Article 31: Where a person under investigation for suspected crimes abusing public office voluntarily admits guilt and accepts punishment, voluntarily surrenders and truly acknowledges and repents the crime, actively cooperates with the investigation and truthfully confesses illegal or criminal acts of which the Supervision Organ has not yet been aware, proactively returns the spoils and reduces damages, made a major meritorious contribution or where the case involved major State interests; then after collective research by the leadership, and reporting to the Supervision Organ at the next higher level for approval, the Supervision Organ may issue a recommendation for lenient punishment when it is transferred to the people's procuratorate.

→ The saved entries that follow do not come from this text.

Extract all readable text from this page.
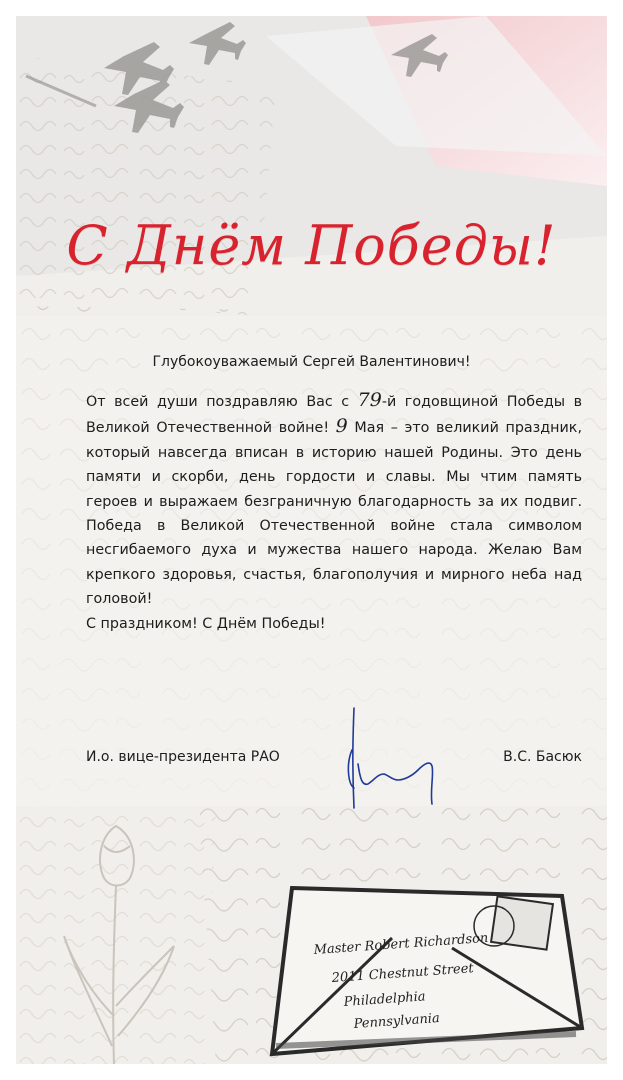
С Днём Победы!
Глубокоуважаемый Сергей Валентинович!

От всей души поздравляю Вас с 79-й годовщиной Победы в Великой Отечественной войне! 9 Мая – это великий праздник, который навсегда вписан в историю нашей Родины. Это день памяти и скорби, день гордости и славы. Мы чтим память героев и выражаем безграничную благодарность за их подвиг. Победа в Великой Отечественной войне стала символом несгибаемого духа и мужества нашего народа. Желаю Вам крепкого здоровья, счастья, благополучия и мирного неба над головой!
С праздником! С Днём Победы!

И.о. вице-президента РАО	В.С. Басюк
Master Robert Richardson
2011 Chestnut Street
Philadelphia
Pennsylvania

Article 32: Where persons implicated in cases of violations or crimes abusing public office reveal illegal or criminal abuses of public office by the relevant persons under investigation that prove true; or provide important leads that assist in the investigation of other cases; then after collective research and reporting to the Supervision Organ at the next higher level for approval, the Supervision Organ may issue a recommendation for lenient punishment when the case is transferred to the procuratorate.

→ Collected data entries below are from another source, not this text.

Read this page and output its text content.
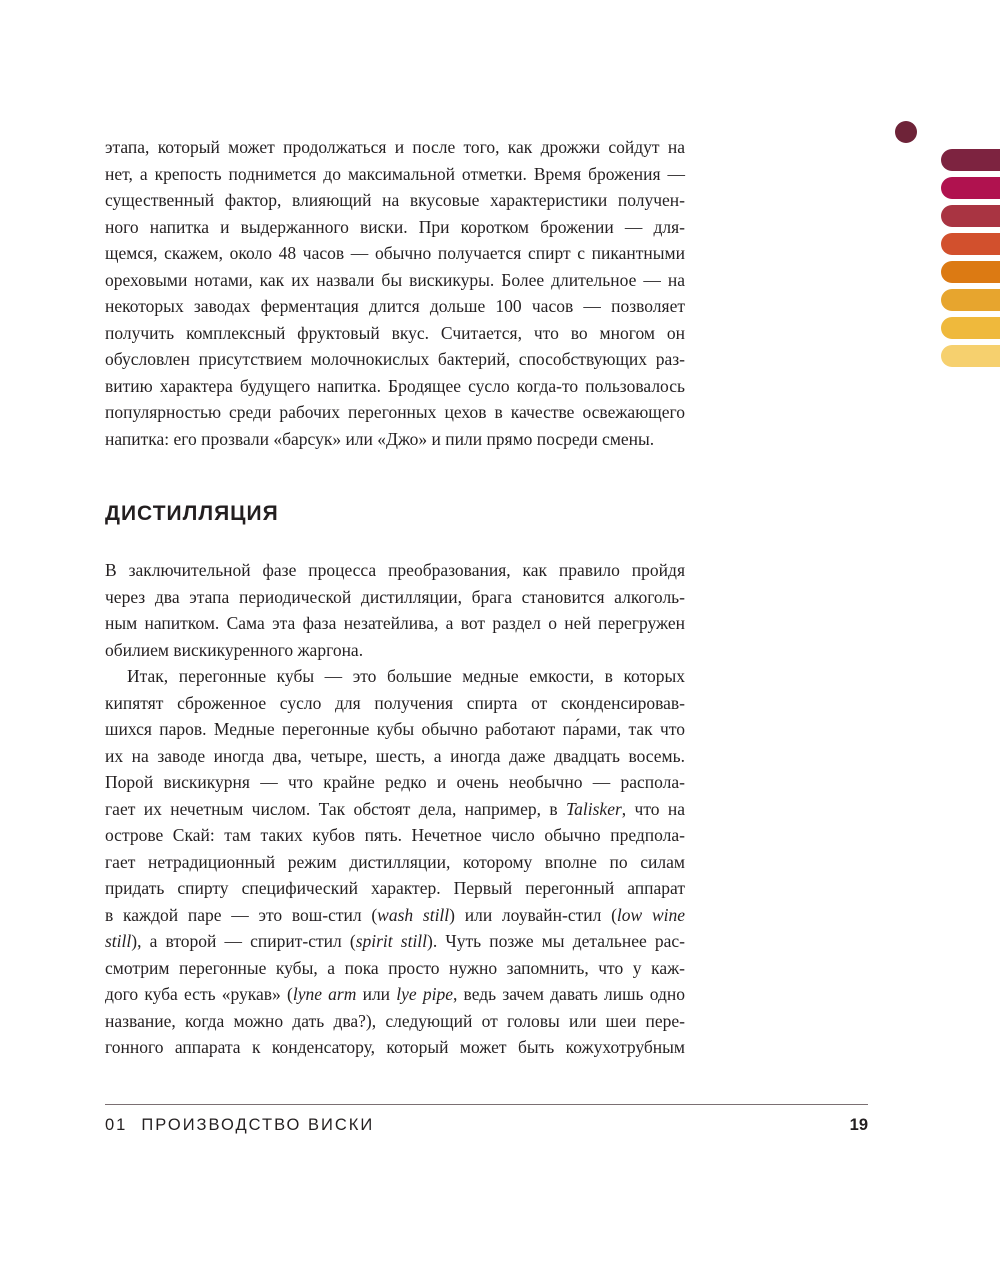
этапа, который может продолжаться и после того, как дрожжи сойдут на
нет, а крепость поднимется до максимальной отметки. Время брожения —
существенный фактор, влияющий на вкусовые характеристики получен-
ного напитка и выдержанного виски. При коротком брожении — для-
щемся, скажем, около 48 часов — обычно получается спирт с пикантными
ореховыми нотами, как их назвали бы вискикуры. Более длительное — на
некоторых заводах ферментация длится дольше 100 часов — позволяет
получить комплексный фруктовый вкус. Считается, что во многом он
обусловлен присутствием молочнокислых бактерий, способствующих раз-
витию характера будущего напитка. Бродящее сусло когда-то пользовалось
популярностью среди рабочих перегонных цехов в качестве освежающего
напитка: его прозвали «барсук» или «Джо» и пили прямо посреди смены.
ДИСТИЛЛЯЦИЯ
В заключительной фазе процесса преобразования, как правило пройдя
через два этапа периодической дистилляции, брага становится алкоголь-
ным напитком. Сама эта фаза незатейлива, а вот раздел о ней перегружен
обилием вискикуренного жаргона.
Итак, перегонные кубы — это большие медные емкости, в которых
кипятят сброженное сусло для получения спирта от сконденсировав-
шихся паров. Медные перегонные кубы обычно работают па́рами, так что
их на заводе иногда два, четыре, шесть, а иногда даже двадцать восемь.
Порой вискикурня — что крайне редко и очень необычно — распола-
гает их нечетным числом. Так обстоят дела, например, в Talisker, что на
острове Скай: там таких кубов пять. Нечетное число обычно предпола-
гает нетрадиционный режим дистилляции, которому вполне по силам
придать спирту специфический характер. Первый перегонный аппарат
в каждой паре — это вош-стил (wash still) или лоувайн-стил (low wine
still), а второй — спирит-стил (spirit still). Чуть позже мы детальнее рас-
смотрим перегонные кубы, а пока просто нужно запомнить, что у каж-
дого куба есть «рукав» (lyne arm или lye pipe, ведь зачем давать лишь одно
название, когда можно дать два?), следующий от головы или шеи пере-
гонного аппарата к конденсатору, который может быть кожухотрубным
01 ПРОИЗВОДСТВО ВИСКИ	19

Article 33: Evidence materials collected by Supervision Organs accordance with this Law, such as physical evidence, documentary evidence, witness testimony, confessions or explanations by persons under investigation, audiovisual materials and electronic data, may be used as evidence in criminal cases.

When collecting, fixing, examining and using evidence, the Supervision Organs shall be consistent with the evidentiary requirements and standards for criminal adjudication.

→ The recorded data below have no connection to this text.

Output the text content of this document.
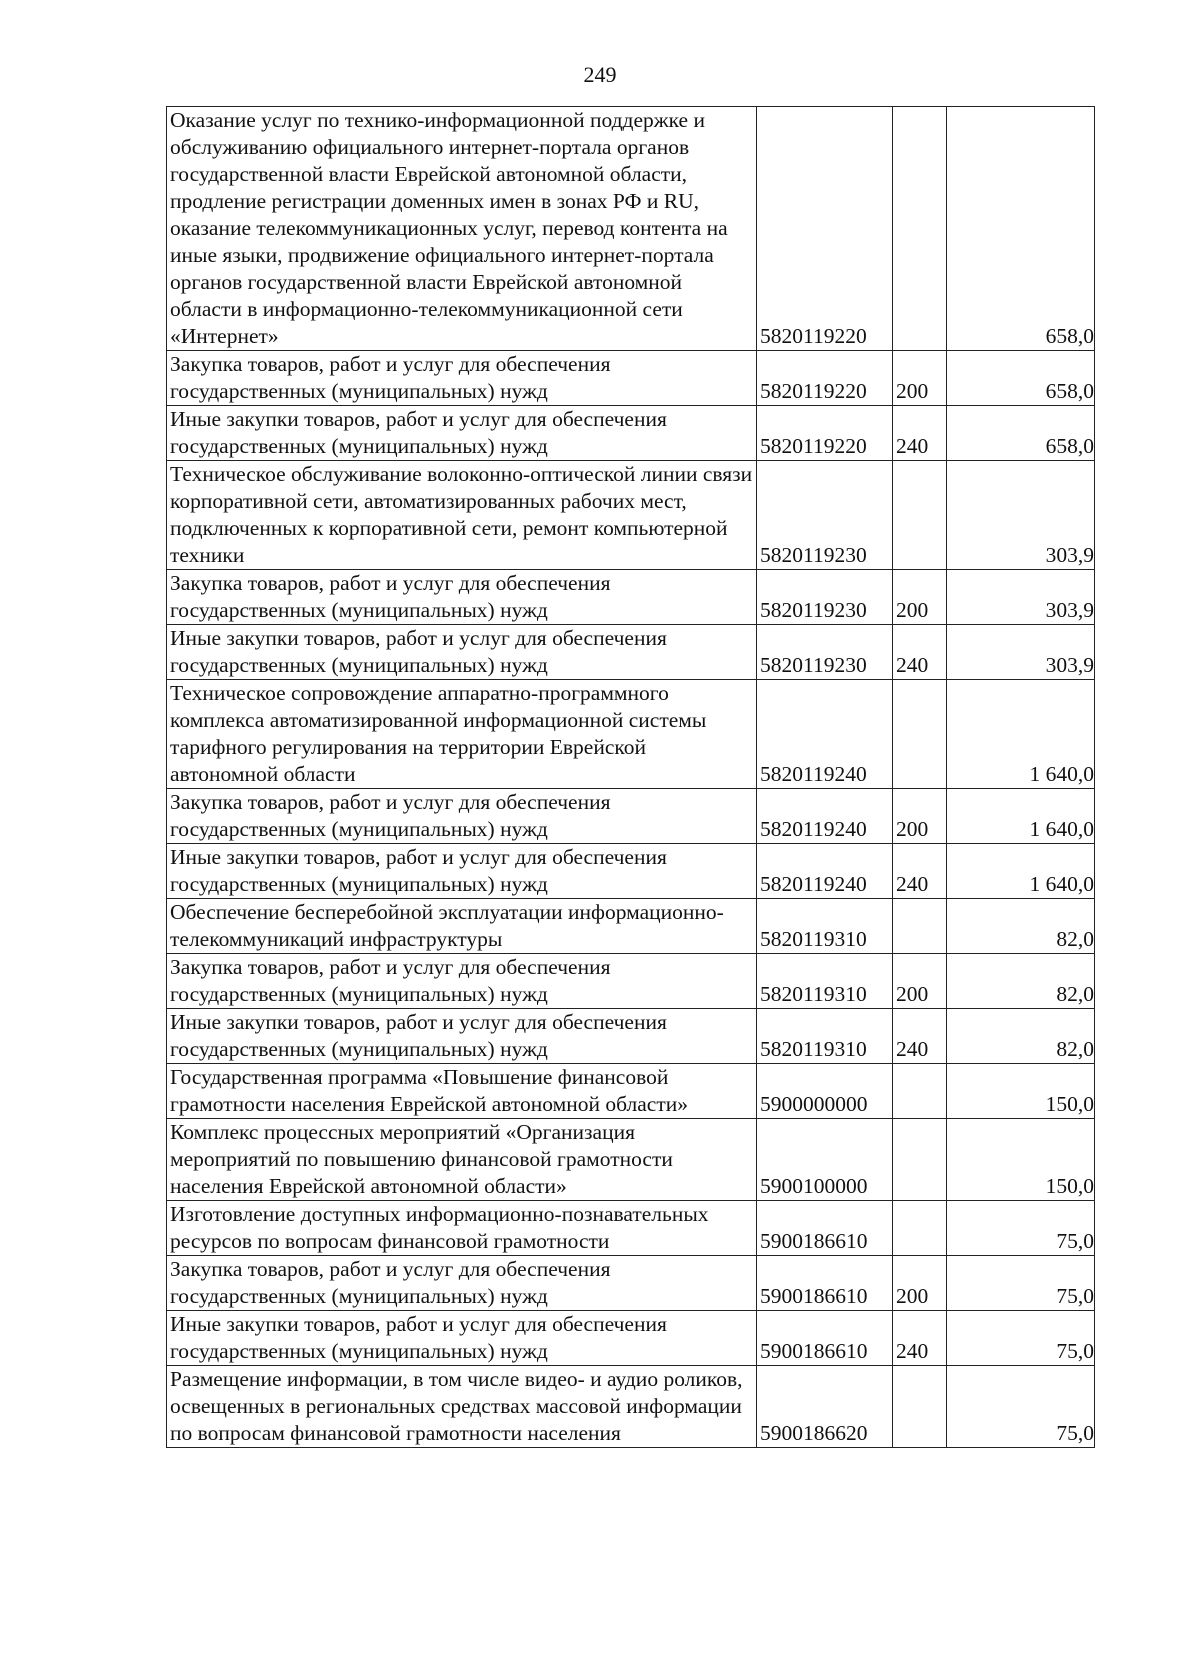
249
Оказание услуг по технико-информационной поддержке и обслуживанию официального интернет-портала органов государственной власти Еврейской автономной области, продление регистрации доменных имен в зонах РФ и RU, оказание телекоммуникационных услуг, перевод контента на иные языки, продвижение официального интернет-портала органов государственной власти Еврейской автономной области в информационно-телекоммуникационной сети «Интернет»	5820119220		658,0
Закупка товаров, работ и услуг для обеспечения государственных (муниципальных) нужд	5820119220	200	658,0
Иные закупки товаров, работ и услуг для обеспечения государственных (муниципальных) нужд	5820119220	240	658,0
Техническое обслуживание волоконно-оптической линии связи корпоративной сети, автоматизированных рабочих мест, подключенных к корпоративной сети, ремонт компьютерной техники	5820119230		303,9
Закупка товаров, работ и услуг для обеспечения государственных (муниципальных) нужд	5820119230	200	303,9
Иные закупки товаров, работ и услуг для обеспечения государственных (муниципальных) нужд	5820119230	240	303,9
Техническое сопровождение аппаратно-программного комплекса автоматизированной информационной системы тарифного регулирования на территории Еврейской автономной области	5820119240		1 640,0
Закупка товаров, работ и услуг для обеспечения государственных (муниципальных) нужд	5820119240	200	1 640,0
Иные закупки товаров, работ и услуг для обеспечения государственных (муниципальных) нужд	5820119240	240	1 640,0
Обеспечение бесперебойной эксплуатации информационно-телекоммуникаций инфраструктуры	5820119310		82,0
Закупка товаров, работ и услуг для обеспечения государственных (муниципальных) нужд	5820119310	200	82,0
Иные закупки товаров, работ и услуг для обеспечения государственных (муниципальных) нужд	5820119310	240	82,0
Государственная программа «Повышение финансовой грамотности населения Еврейской автономной области»	5900000000		150,0
Комплекс процессных мероприятий «Организация мероприятий по повышению финансовой грамотности населения Еврейской автономной области»	5900100000		150,0
Изготовление доступных информационно-познавательных ресурсов по вопросам финансовой грамотности	5900186610		75,0
Закупка товаров, работ и услуг для обеспечения государственных (муниципальных) нужд	5900186610	200	75,0
Иные закупки товаров, работ и услуг для обеспечения государственных (муниципальных) нужд	5900186610	240	75,0
Размещение информации, в том числе видео- и аудио роликов, освещенных в региональных средствах массовой информации по вопросам финансовой грамотности населения	5900186620		75,0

Evidence collected by illegal means shall be excluded in accordance with law, and must not be used as the basis for the case disposition.

Article 34: Where people's courts, people's procuratorates, public security organs, auditing organs and other state organs discover in their work any leads about suspected corruption, bribery, dereliction of duty, or other illegal or criminal abuses of public office by public employees, they shall transfer them to the Supervision Organs, and the Supervision Organs are to investigate and handle them in accordance with law.

Where persons under investigation are suspected of both serious violations or crimes abusing public office, and other illegal or criminal acts, the Supervision Organ shall generally take the lead in the investigation, and other organs are to assist.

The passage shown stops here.